To fix or float your home loan?

Earlier this month, the South African Reserve Bank announced that the interest rate would go up by 25 points. The announcement came amid a 50 point increase imposed by the Reserve Bank earlier this year. Economists predict a further interest rate increase that could see the prime rate rise to 9.75% and some even suggest that we could see a prime rate of 10% within the next 18 months.

In light of this, many consumers are wondering whether now would be a good time to fix or float their home loans. But according to Mike van Alphen, National Manager of Rawson Finance, it appears that we are in an increasing rate market, which is not a good time for fixing rates.

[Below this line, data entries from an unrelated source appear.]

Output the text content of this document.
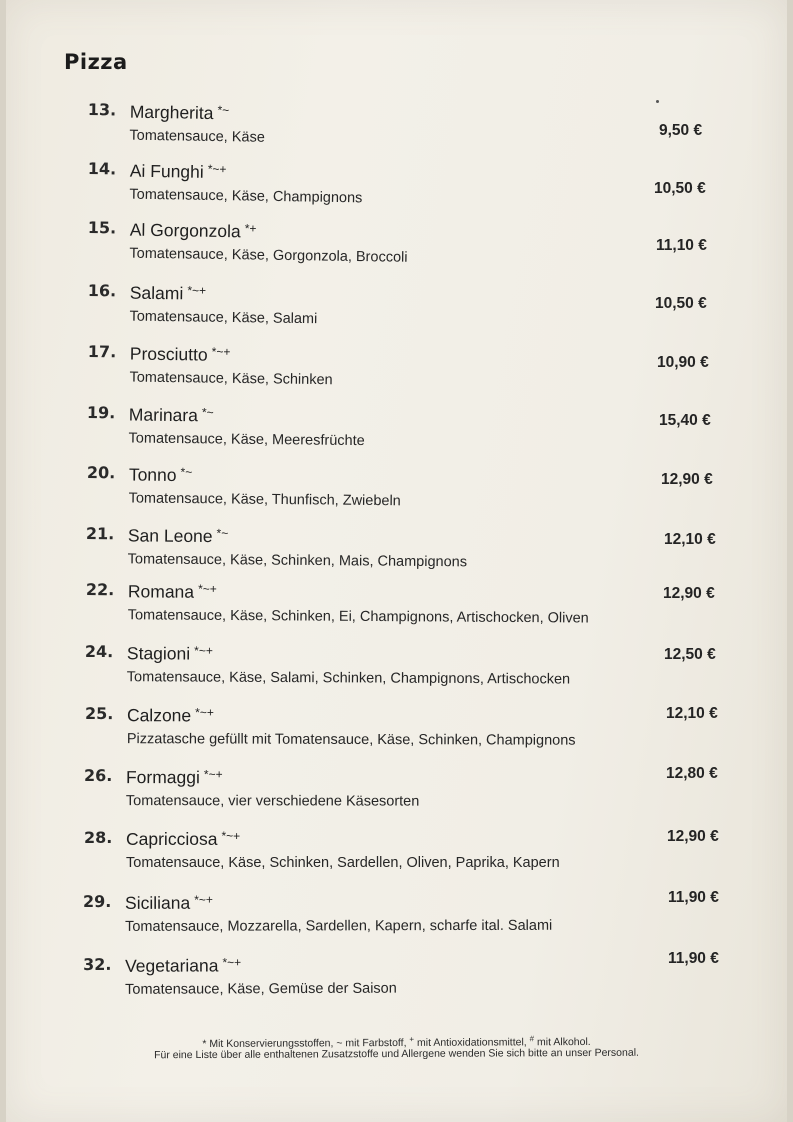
Pizza
13. Margherita *~
Tomatensauce, Käse	9,50 €
14. Ai Funghi *~+
Tomatensauce, Käse, Champignons	10,50 €
15. Al Gorgonzola *+
Tomatensauce, Käse, Gorgonzola, Broccoli
11,10 €
16. Salami *~+
Tomatensauce, Käse, Salami
10,50 €
17. Prosciutto *~+
Tomatensauce, Käse, Schinken
10,90 €
19. Marinara *~
Tomatensauce, Käse, Meeresfrüchte
15,40 €
20. Tonno *~
Tomatensauce, Käse, Thunfisch, Zwiebeln
12,90 €
21. San Leone *~
Tomatensauce, Käse, Schinken, Mais, Champignons
12,10 €
22. Romana *~+
Tomatensauce, Käse, Schinken, Ei, Champignons, Artischocken, Oliven
12,90 €
24. Stagioni *~+
Tomatensauce, Käse, Salami, Schinken, Champignons, Artischocken
12,50 €
25. Calzone *~+
Pizzatasche gefüllt mit Tomatensauce, Käse, Schinken, Champignons
12,10 €
26. Formaggi *~+
Tomatensauce, vier verschiedene Käsesorten
12,80 €
28. Capricciosa *~+
Tomatensauce, Käse, Schinken, Sardellen, Oliven, Paprika, Kapern
12,90 €
29. Siciliana *~+
Tomatensauce, Mozzarella, Sardellen, Kapern, scharfe ital. Salami
11,90 €
32. Vegetariana *~+
Tomatensauce, Käse, Gemüse der Saison
11,90 €
* Mit Konservierungsstoffen, ~ mit Farbstoff, + mit Antioxidationsmittel, # mit Alkohol.
Für eine Liste über alle enthaltenen Zusatzstoffe und Allergene wenden Sie sich bitte an unser Personal.
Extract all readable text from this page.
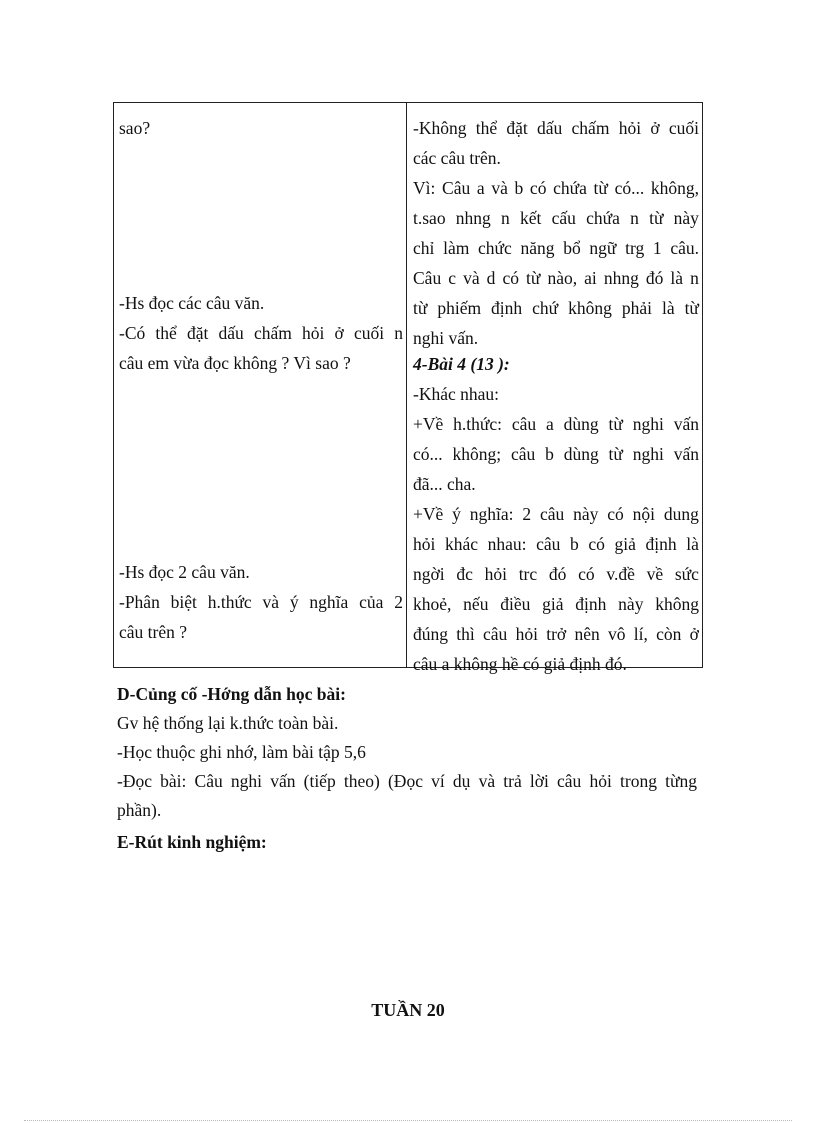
sao?
-Hs đọc các câu văn.
-Có thể đặt dấu chấm hỏi ở cuối n
câu em vừa đọc không ? Vì sao ?
-Hs đọc 2 câu văn.
-Phân biệt h.thức và ý nghĩa của 2
câu trên ?
-Không thể đặt dấu chấm hỏi ở cuối
các câu trên.
Vì: Câu a và b có chứa từ có... không,
t.sao nhng n kết cấu chứa n từ này
chỉ làm chức năng bổ ngữ trg 1 câu.
Câu c và d có từ nào, ai nhng đó là n
từ phiếm định chứ không phải là từ
nghi vấn.
4-Bài 4 (13 ):
-Khác nhau:
+Về h.thức: câu a dùng từ nghi vấn
có... không; câu b dùng từ nghi vấn
đã... cha.
+Về ý nghĩa: 2 câu này có nội dung
hỏi khác nhau: câu b có giả định là
ngời đc hỏi trc đó có v.đề về sức
khoẻ, nếu điều giả định này không
đúng thì câu hỏi trở nên vô lí, còn ở
câu a không hề có giả định đó.
D-Củng cố -Hớng dẫn học bài:
Gv hệ thống lại k.thức toàn bài.
-Học thuộc ghi nhớ, làm bài tập 5,6
-Đọc bài: Câu nghi vấn (tiếp theo) (Đọc ví dụ và trả lời câu hỏi trong từng
phần).
E-Rút kinh nghiệm:
TUẦN 20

Not a good time to fix home loan rates

South Africa’s economy has experienced an extended period of abnormally low interest rates since 2008. Nine years ago, the prime rate reached 15.5% while in 1984 it reached 25%.

The new rate will affect consumers’ ability to borrow money and many consumers could be considering ways in which they can beat the market by either fixing their rates.

Van Alphen explains that a fixed rate is always 2% or more above the floating rate, depending on the period that the client decides they want to fix their rate for.

“The periods offered vary from bank to bank but normally a rate can be fixed from 12 to 60 months. The longer the fixed period, the higher the rate is above the floating rate. A client can beat the market if his fixed rate falls below the floating rate in a rising interest rate market. But this will happen only if the fixed rate remains lower for a longer period time than what it was above the floating rate,” says Van Alphen.

But this is unlikely to happen. Van Alphen used the scenario where should a bondholder fix his rate today at 11.50% for five years and the rate climbs above that (an increase of 3% on today’s open bond rate), his fixed rate would be just below the open rate. But for him to have beaten the market the rate would have had to climb to this level in the next two years and then continue to climb over the following three years.

Van Alphen adds that the benefit of a fixed rate is that it allows the client to budget more easily and plan future expenditure more accurately because the fixed rate will not be influenced by the floating rate’s increases.

“At the end of the fixed period, the client has the option of converting to a fluctuating rate or fixing the rate for a further period of time taking into account the market trend at that time and the client’s personal financial circumstances,” says Van Alphen.

Consumers, who are now aware of the pitfalls of having a fixed rate as an option, could be considering the benefits of opting for floating rates when it comes to their home loans. Van Alphen says that due to that fact that the fixed rate being offered at the time may well be 2% to 4% higher than the then prime rate, the gap may widen should the prime rate go down during the period of the fixed mortgage. Within a fluctuating/floating rate, the client would benefit from a decrease in the prime rate.

Van Alphen adds that a floating rate would be beneficial for any client who has a reasonable rate concession on their mortgage bond as they would lose this benefit should they fix the rate. Homeowners with a healthy income, subject to annual increases, may also benefit from a floating interest rate as they will be able to budget accordingly.

With all things to consider, which type of individual would then benefit by fixing the rates of their home loan?

Van Alphen says a fixed rate mortgage may well benefit clients who have minimum potential for future income growth as the fixed repayment will give them peace of mind and protect them from increasing repayment amounts as rates increase.

Jacques du Toit, Property Analyst at Absa, says the outlook for domestic interest rates for the rest of the year depends on global and domestic economic developments and movements in key economic indicators such as GDP growth, inflation and the factors affecting inflation. This will impact household and company finances as well as consumer and business confidence and spending.

“With household debt levels remaining relatively high, rising interest rates will cause debt repayments and debt servicing costs to increase and adversely affect consumers’ financial position and the demand for affordable credit,” says Du Toit.

Both Absa and FNB advise that a client should not consider fixing their interest rate during a period of rising rates as fixed rates would normally became unattractive as they would take into account future potential increases.

Absa announced that its prime lending and variable mortgage interest rates will rise from 9% to 9.25%, effective Friday, 18 July 2014.

The decision to fix or not is very much dependent on the homeowners personal financial position and must be very carefully considered by seeking the assistance of financial specialists.